Víctor Esquirol (Festival de Berlín)
El título de la nueva película de Joanna Hogg está prestado de un cuadro de Jean-Honoré Fragonard, pintor francés emblemático de un antiguo régimen agonizante en los claroscuros del rococó. En la pintura, Le Souvenir, vemos a una muchacha grabar las iniciales del que suponemos su amante. Una acción que contemplamos desde una distancia aproximada de un par de metros, y desde un ángulo que muestra lo que sucede, pero que al mismo tiempo oculta partes fundamentales de la historia. A la chica, por ejemplo, la vemos de perfil, ocultando la mitad de su cara. Entre ella, el árbol y nuestra posición, la trigonometría perfila un triángulo rectángulo. Podemos dibujarlo juntando puntos, pero también siguiendo miradas: la de ella, la nuestra. Y así nos plantamos en una reveladora escena de The Souvenir en la que Hogg emula, en simetría vertical, aquella carambola.
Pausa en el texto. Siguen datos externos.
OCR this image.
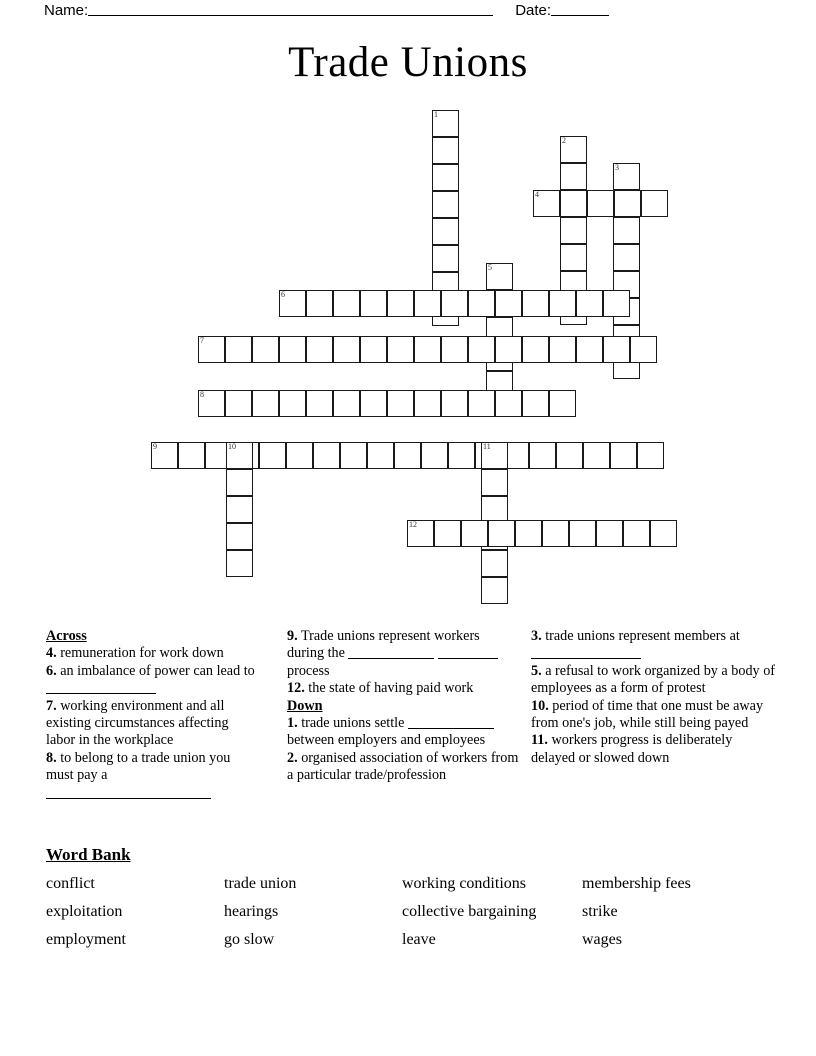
Name:	Date:
Trade Unions
1
2
3
4
5
6
7
8
9	10	11
12
Across
4. remuneration for work down
6. an imbalance of power can lead to
7. working environment and all existing circumstances affecting labor in the workplace
8. to belong to a trade union you must pay a
9. Trade unions represent workers during the   process
12. the state of having paid work
Down
1. trade unions settle  between employers and employees
2. organised association of workers from a particular trade/profession
3. trade unions represent members at
5. a refusal to work organized by a body of employees as a form of protest
10. period of time that one must be away from one's job, while still being payed
11. workers progress is deliberately delayed or slowed down
Word Bank
conflict	trade union	working conditions	membership fees
exploitation	hearings	collective bargaining	strike
employment	go slow	leave	wages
Julie, la protagonista de su historia (que comparte nombre con la chica del cuadro), está dirigiendo una película, abstraída en una escena que se desarrolla a un par de metros a su izquierda, y consiste, simplemente, en una actriz recitando un monólogo. El discurso es filmado por una cámara que, montada en un raíl, va trazando un travelling de acercamiento a la chica del discurso. Mientras (y ahí llega el prodigio), nosotros, espectadores, nos acercamos hacia Julie, en un movimiento de cámara que imita al dispositivo dentro del film.
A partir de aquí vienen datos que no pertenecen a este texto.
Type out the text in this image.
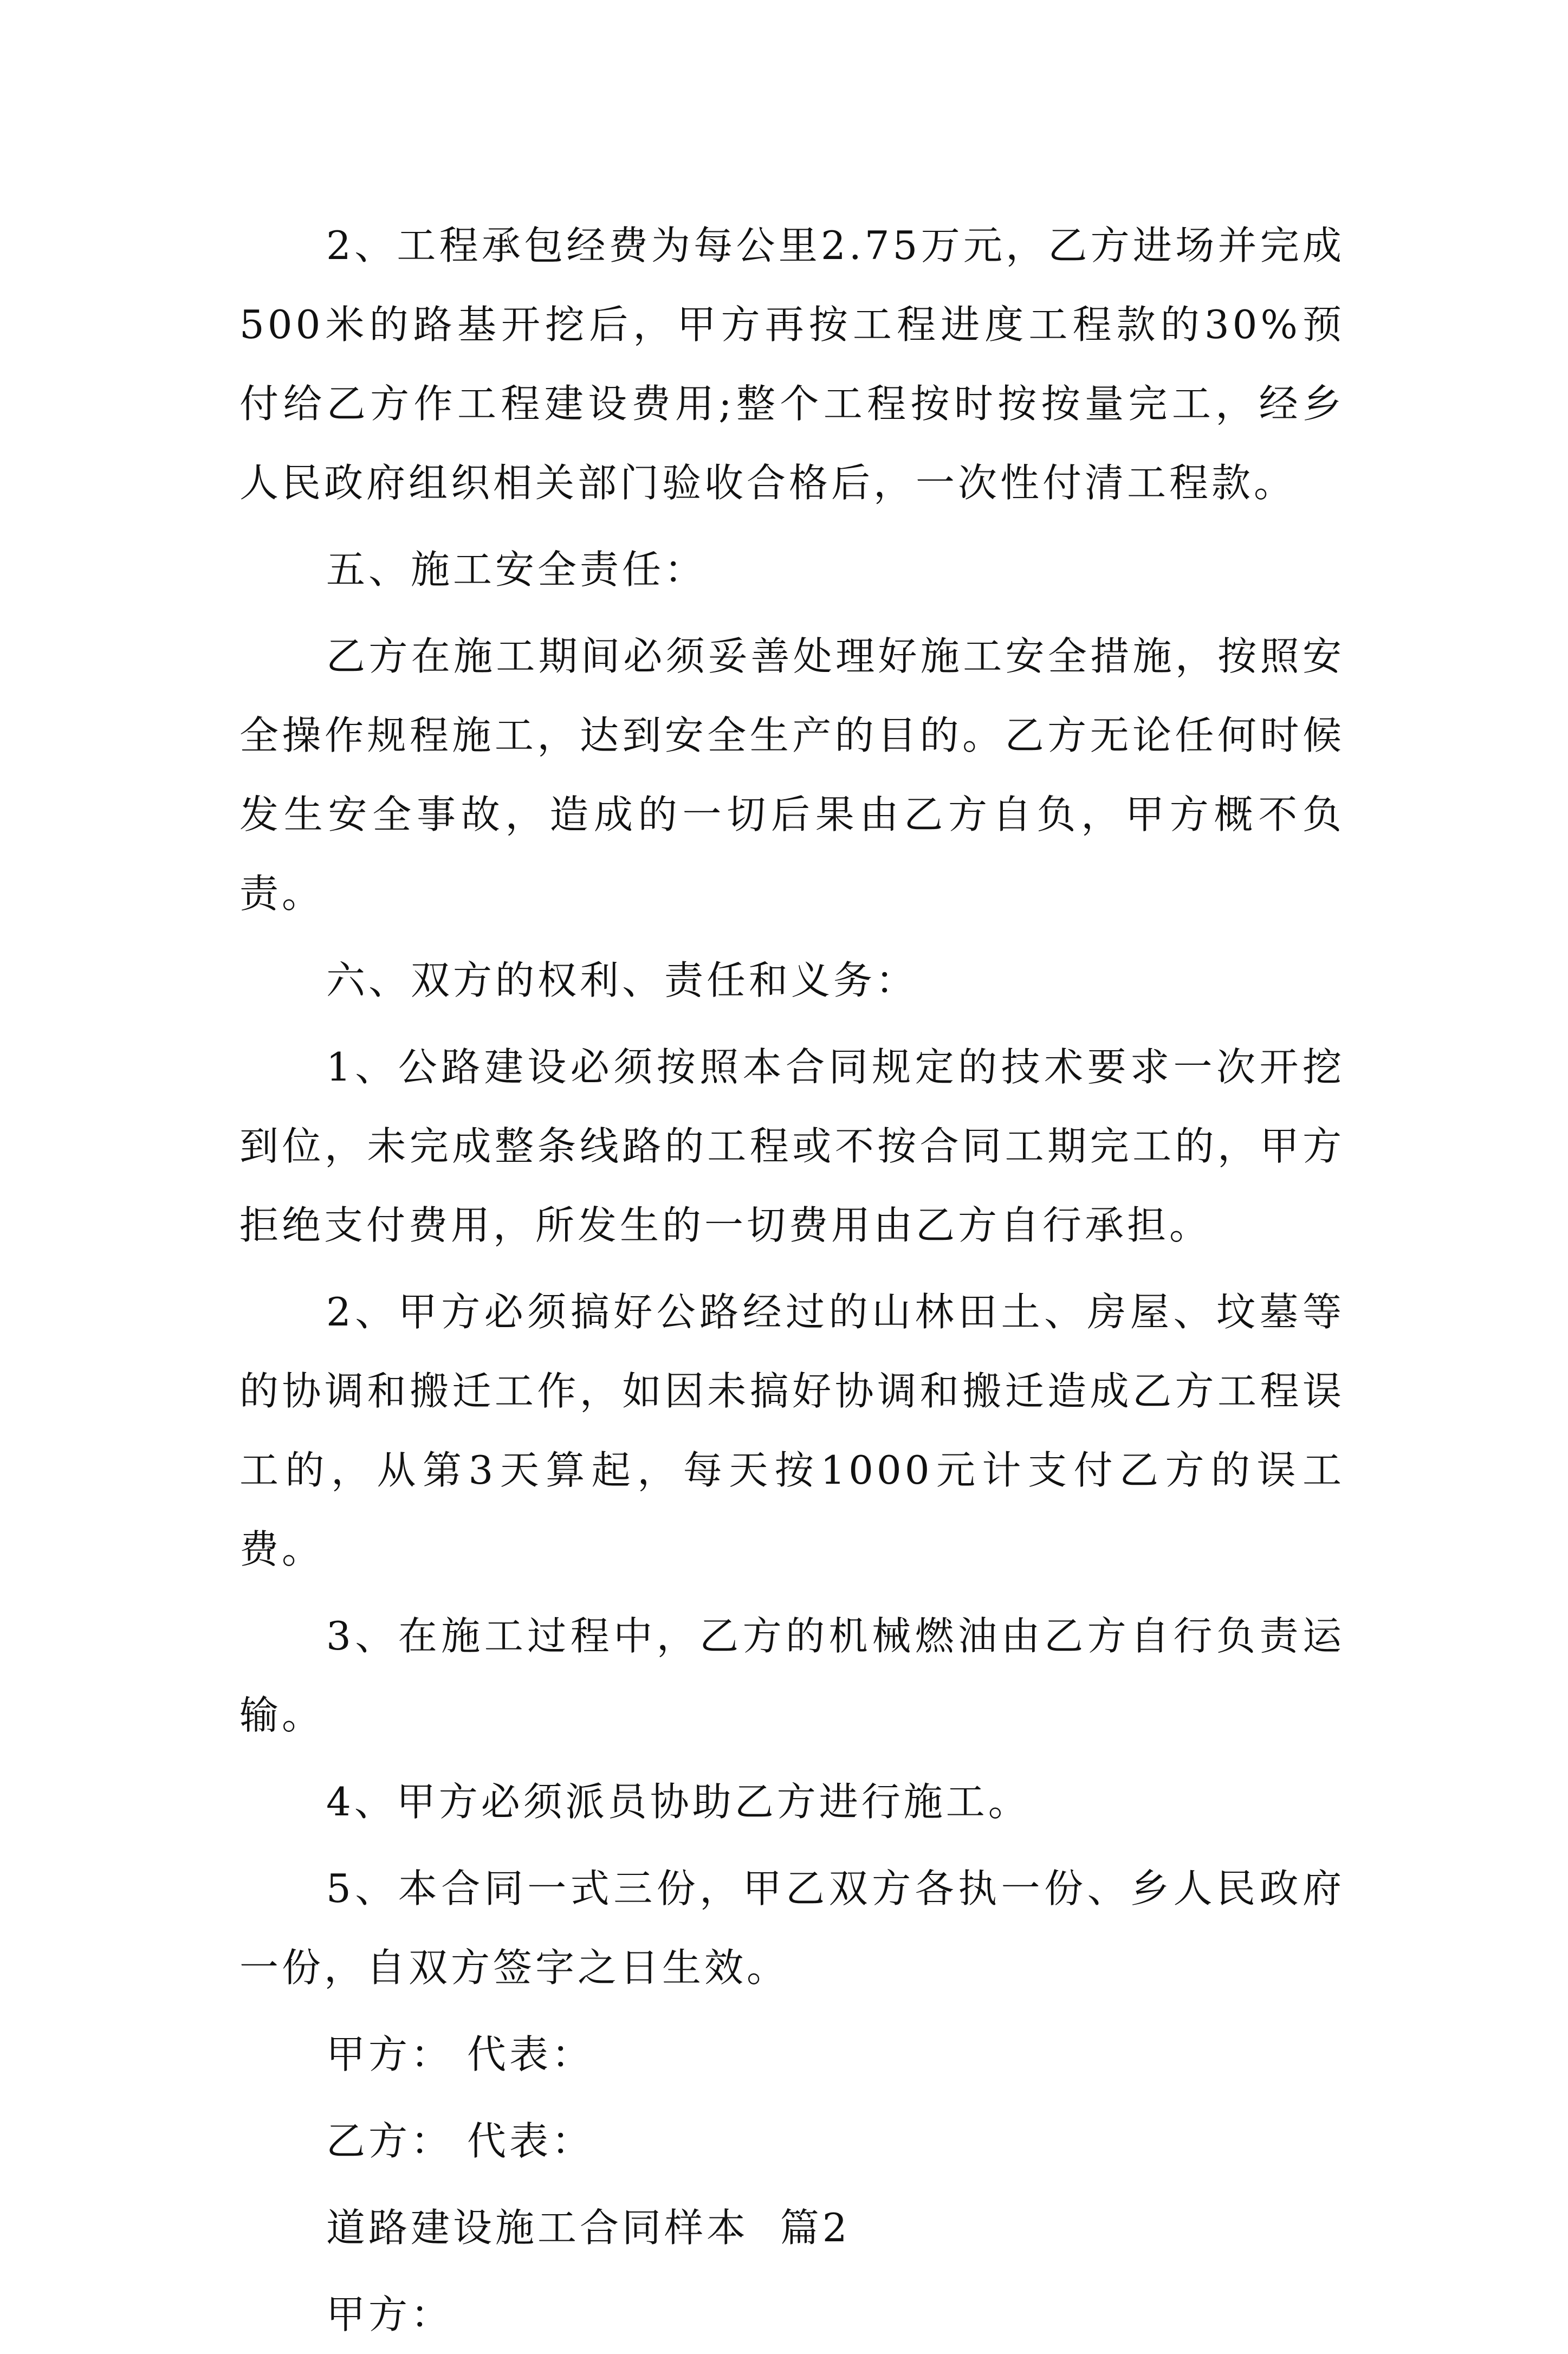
2、工程承包经费为每公里2.75万元，乙方进场并完成500米的路基开挖后，甲方再按工程进度工程款的30%预付给乙方作工程建设费用;整个工程按时按按量完工，经乡人民政府组织相关部门验收合格后，一次性付清工程款。

五、施工安全责任：

乙方在施工期间必须妥善处理好施工安全措施，按照安全操作规程施工，达到安全生产的目的。乙方无论任何时候发生安全事故，造成的一切后果由乙方自负，甲方概不负责。

六、双方的权利、责任和义务：

1、公路建设必须按照本合同规定的技术要求一次开挖到位，未完成整条线路的工程或不按合同工期完工的，甲方拒绝支付费用，所发生的一切费用由乙方自行承担。

2、甲方必须搞好公路经过的山林田土、房屋、坟墓等的协调和搬迁工作，如因未搞好协调和搬迁造成乙方工程误工的，从第3天算起，每天按1000元计支付乙方的误工费。

3、在施工过程中，乙方的机械燃油由乙方自行负责运输。

4、甲方必须派员协助乙方进行施工。

5、本合同一式三份，甲乙双方各执一份、乡人民政府一份，自双方签字之日生效。

甲方： 代表：

乙方： 代表：

道路建设施工合同样本  篇2

甲方：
La naturaleza palpitante, móvil, del encuadre cinematográfico desdobla el movimiento de lo pictórico, y complejiza sus significados. The Souvenir de Joanna Hogg, como ocurre con el cuadro de Fragonard, nos invita a aprender a convivir con lo incompleto, un engorro que se eleva a la categoría de calvario cuando nos damos cuenta de que, cuanto más creemos acercamos a las respuestas, más preguntas van surgiendo. Volvemos a aquel movimiento (por duplicado) de cámara, y descubrimos de paso que el travelling de acercamiento es un arma de doble filo: al avanzar, podemos observar más detalles de aquello que nos interesa, pero a cambio perdemos la perspectiva del asunto. Más intimidad, pero menos noción del lugar, menos detalles que podrían ser reveladores.
Las dos horas de metraje de The Souvenir funcionan como un gran movimiento de acercamiento. De partida, una serie de fotografías en blanco y negro de una ciudad (presumiblemente, Sunderland) brindan una panorámica privilegiada del lugar en el que va a transcurrir la acción. Mientas, dos voces en off otorgan un sentido narrativo a la colección de imágenes estáticas: resulta que una joven directora de cine pretende rodar ahí una película. A partir de ahí, la cámara se va acercando. Hacia determinadas clases sociales (aquí, una aristocracia de decadencia viscontiana), hacia unos ambientes, hacia unas fiestas, hacia Julie, hacia un hombre que ésta conocerá. Se va estrechando el círculo. Se va comprimiendo un cuadro en el que toda la información se sugiere. En las fiestas, la gente aprovecha la desinhibición generalizada para expresarse libre y abiertamente. Sobre sus aspiraciones en la vida, sobre sus temores, sobre lo que buscan en (y a través de) sus respectivos trabajos.
Pero la cámara ya ha empezado a moverse hacia delante, a incidir en la vida privada… y a insinuar su carácter insondable. Julie conoce a Anthony, y éste le pregunta acerca de la verdad contenida en la película que está filmando. A partir de ahí, cuando el plano corto ha tomado el relevo del largo, todo se emborrona; la imagen granulada se enturbia: la mentira se va apoderando del relato. La omnipresencia de espejos o cristales en The Souvenir apunta a algo más que al puro lucimiento estético: acentúa la dimensión elíptica del film. En vez de dar pistas desde una posición privilegiada, la puesta en escena se contagia de la confusión circundante, e intenta encontrar sentido a través de cualquier resquicio. La imágenes nos llegan partidas, desdobladas… ilustrando las deformidades de la trama. El carácter autobiográfico de la cinta, sumado a su componente metafílmico, crea un juego constante de simetrías y reflejos que funden dimensiones. Por ejemplo: Julie (Honor Swinton Byrne) es el alter ego de Joanna Hogg, y su madre en la ficción es su madre en la vida real, Tilda Swinton.
A pesar de lo tormentoso y tóxico de la relación entre Julie y Anthony (descomunal Tom Burke en su intimidante repertorio de miradas), la música se emplea solamente en los breves montajes de transición. La película parece renunciar a lo emocional para centrarse en lo intelectual. Si acaso, pretende llegar a lo primero mediante lo segundo. El misterio de The Souvenir nace de las personas, y parece que solo pueda disolverse con la ayuda del arte, sin olvidar que el arte se debe al misterio.